Shocking to no one who believes in science, new COVID-19 cases are soaring across Oklahoma. OKC Mayor McSelfie took some time out of his busy schedule to address the public with his concerns. He issued familiar words of warning to the same deaf ears and unmasked faces.
Unless you’ve been wearing your mask over your eyes, it seems pretty obvious what’s coming next. So here are 7 things to stock up on, before we’re all sent back from gen pop to lockdown status.
1. Zig Zags
Or if you’re fancy, Raw Cones, but goddamn it, we’re in a recession! Do yourself a favor: Quit buying them one or two packs at a time and just order a giant case off Amazon.
2. Ounces, Ounces, Ounces
This will be a special time (second time around has to be!) — you’ll need plenty of weed and plenty of variety. I suggest getting three different ounces, just to be safe. Different taste, different smell. And definitely knock me on my ass differently. Isolation is hard.
Sure, cartridges have been a hot topic lately, but you’re not dumb enough to buy Moon Mix brand anything. Carts are my favorites. This happens to be a picture of a Cartel cartridge. The ones that tend to leak are the ones that have the cotton core. The cotton absorbs the concentrate and then cools and leaks. The lower costs carts use this method. Spend your money wisely, pot heads.
4. Favorite Snacks
Stock up on your favorite snacks NOW! Like, TODAY. Buy them from anywhere except 7-Eleven…they are pious assholes with some nasty views on medical marijuana. Baked Cheetos inexplicably disappeared from the shelves for weeks last time, and I was left eating sliced apples and granola. Blah! That cannot happen again. You probably still have toilet paper from the time before, so this go ‘round invest in snacks.
Lock down is the perfect time for edibles. Nowhere to go. Day becomes night, and night becomes day. It’s a good thing I don’t metabolize edibles, because I wouldn’t be able to remember I ate one until after I’d finished the entire bag. That’s not fun. If you’re trying to avoid the COVID 19lbs or don’t have a sweet tooth, try infused seasonings or oils when you grill, and let the good times roll all the way to the backyard grill.
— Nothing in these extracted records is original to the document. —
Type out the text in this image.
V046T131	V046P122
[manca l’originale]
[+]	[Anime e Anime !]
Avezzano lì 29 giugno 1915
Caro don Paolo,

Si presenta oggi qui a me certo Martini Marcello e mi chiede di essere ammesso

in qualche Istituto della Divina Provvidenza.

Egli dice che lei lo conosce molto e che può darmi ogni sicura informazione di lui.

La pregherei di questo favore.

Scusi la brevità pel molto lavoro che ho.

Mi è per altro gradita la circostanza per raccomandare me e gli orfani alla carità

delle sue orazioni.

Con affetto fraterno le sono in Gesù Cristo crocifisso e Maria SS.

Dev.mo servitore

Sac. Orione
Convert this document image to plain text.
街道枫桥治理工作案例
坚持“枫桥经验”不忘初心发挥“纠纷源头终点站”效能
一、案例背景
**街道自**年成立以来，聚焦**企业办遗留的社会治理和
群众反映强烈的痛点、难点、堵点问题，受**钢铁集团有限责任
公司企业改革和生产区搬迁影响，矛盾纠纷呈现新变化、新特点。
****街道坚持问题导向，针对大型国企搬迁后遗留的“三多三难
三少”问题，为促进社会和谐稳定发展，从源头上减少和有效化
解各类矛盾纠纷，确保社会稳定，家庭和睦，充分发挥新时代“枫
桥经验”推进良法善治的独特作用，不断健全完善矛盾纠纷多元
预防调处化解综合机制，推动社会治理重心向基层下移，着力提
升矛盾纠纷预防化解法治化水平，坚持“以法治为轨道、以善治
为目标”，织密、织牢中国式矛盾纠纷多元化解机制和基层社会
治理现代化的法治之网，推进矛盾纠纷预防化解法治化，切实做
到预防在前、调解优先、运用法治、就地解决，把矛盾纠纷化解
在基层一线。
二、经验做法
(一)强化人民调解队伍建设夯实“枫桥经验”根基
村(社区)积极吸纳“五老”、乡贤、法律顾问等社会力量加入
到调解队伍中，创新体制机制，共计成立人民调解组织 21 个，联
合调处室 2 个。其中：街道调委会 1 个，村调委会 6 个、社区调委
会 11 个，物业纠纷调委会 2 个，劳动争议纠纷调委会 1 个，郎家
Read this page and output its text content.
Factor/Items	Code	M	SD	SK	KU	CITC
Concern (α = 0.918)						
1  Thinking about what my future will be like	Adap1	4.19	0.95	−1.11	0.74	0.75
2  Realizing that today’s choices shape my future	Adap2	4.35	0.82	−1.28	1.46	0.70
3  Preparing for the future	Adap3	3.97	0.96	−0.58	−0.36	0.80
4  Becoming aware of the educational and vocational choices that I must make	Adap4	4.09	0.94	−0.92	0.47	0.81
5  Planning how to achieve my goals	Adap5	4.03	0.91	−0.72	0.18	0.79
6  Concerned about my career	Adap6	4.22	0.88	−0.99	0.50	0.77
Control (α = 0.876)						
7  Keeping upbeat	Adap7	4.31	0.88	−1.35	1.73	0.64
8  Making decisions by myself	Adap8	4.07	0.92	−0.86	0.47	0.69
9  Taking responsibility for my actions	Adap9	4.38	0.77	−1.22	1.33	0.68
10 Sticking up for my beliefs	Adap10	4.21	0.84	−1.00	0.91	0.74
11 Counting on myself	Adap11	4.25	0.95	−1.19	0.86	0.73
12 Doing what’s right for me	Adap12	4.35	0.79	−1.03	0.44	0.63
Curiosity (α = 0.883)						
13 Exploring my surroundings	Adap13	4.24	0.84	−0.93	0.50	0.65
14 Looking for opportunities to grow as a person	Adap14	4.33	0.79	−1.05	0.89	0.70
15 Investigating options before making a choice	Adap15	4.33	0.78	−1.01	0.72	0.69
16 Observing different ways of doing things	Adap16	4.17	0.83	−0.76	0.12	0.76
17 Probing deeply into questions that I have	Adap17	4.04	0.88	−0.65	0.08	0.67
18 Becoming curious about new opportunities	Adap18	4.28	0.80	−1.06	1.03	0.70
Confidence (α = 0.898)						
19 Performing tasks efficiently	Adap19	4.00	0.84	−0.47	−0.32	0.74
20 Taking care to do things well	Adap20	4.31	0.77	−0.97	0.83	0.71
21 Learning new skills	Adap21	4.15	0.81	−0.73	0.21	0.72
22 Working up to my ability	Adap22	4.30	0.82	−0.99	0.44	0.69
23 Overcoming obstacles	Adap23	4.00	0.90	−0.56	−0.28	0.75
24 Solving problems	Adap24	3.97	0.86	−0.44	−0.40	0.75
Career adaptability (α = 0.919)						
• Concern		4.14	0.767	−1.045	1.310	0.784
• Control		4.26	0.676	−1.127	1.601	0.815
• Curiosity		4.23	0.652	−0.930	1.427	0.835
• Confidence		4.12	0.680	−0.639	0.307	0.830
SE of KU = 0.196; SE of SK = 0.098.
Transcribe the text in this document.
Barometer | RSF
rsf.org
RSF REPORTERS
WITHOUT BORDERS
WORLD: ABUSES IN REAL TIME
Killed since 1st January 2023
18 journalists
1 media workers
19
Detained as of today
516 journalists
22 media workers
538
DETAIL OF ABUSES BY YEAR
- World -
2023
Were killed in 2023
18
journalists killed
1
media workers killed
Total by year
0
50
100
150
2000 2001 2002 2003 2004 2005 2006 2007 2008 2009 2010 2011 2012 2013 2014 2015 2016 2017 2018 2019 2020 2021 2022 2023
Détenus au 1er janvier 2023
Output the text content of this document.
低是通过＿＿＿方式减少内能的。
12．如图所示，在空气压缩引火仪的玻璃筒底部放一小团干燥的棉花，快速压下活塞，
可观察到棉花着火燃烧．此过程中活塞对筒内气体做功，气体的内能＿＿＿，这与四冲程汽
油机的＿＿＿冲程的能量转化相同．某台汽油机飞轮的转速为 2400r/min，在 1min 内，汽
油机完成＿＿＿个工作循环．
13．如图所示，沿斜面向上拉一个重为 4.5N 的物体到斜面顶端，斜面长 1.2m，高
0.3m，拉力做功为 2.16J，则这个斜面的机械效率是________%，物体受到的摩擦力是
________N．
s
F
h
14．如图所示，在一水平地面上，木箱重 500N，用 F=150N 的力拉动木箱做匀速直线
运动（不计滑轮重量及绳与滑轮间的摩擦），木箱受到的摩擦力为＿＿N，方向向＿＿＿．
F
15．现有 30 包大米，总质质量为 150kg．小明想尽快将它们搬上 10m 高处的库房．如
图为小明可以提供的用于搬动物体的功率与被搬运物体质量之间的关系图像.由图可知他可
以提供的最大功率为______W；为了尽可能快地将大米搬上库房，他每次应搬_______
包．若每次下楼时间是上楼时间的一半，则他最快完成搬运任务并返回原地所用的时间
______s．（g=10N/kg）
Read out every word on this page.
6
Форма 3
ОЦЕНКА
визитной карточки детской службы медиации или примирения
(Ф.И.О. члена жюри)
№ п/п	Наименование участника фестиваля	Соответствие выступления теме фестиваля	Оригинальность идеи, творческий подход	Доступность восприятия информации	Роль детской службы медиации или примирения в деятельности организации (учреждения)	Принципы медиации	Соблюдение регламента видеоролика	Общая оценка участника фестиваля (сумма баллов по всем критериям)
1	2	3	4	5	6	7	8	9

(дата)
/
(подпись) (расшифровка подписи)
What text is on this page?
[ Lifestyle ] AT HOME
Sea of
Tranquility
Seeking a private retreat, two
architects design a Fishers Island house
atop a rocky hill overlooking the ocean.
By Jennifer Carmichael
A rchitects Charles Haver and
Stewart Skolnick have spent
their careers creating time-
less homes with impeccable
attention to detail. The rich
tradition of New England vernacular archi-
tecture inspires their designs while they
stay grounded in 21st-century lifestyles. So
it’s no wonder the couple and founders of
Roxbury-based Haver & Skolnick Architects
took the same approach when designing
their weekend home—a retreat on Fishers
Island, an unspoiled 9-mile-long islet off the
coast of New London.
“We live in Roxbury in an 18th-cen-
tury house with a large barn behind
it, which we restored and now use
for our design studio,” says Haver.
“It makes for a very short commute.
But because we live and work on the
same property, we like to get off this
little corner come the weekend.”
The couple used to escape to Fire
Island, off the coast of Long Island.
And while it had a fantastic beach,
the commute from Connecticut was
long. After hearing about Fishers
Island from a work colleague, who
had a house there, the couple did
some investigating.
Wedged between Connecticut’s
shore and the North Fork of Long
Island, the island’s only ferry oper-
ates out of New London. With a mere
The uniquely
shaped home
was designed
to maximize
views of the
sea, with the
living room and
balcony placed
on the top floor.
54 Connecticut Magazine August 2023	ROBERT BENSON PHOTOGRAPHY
Gather up a rig or buy one just for the special occasion of the world ending. Remember, just a dab will do. Also try not to light your face on fire. Dabbing is not my favorite — it feels a bit methy to me — but I have done it, and Jesus Cristo!!! Sit down and just enjoy the ride. I understand why people with a lot of pain prefer this method. If you medicate with science weed, you should check out Rancho Pura Verde on your next dispensary run. They make every form of concentrate and edible under the sun, and it’s consistent, good stuff.
7. Cannabis Plants
What better time to pick up a new hobby (day drinking doesn’t count)! Gather some seeds from your $99 ounce, or select some clones from the dispensary. Let those roots spring to glory in some living soil, and create life in time of death and despair. Weed is a weed, and anybody can grow it. At least that’s what I heard recently.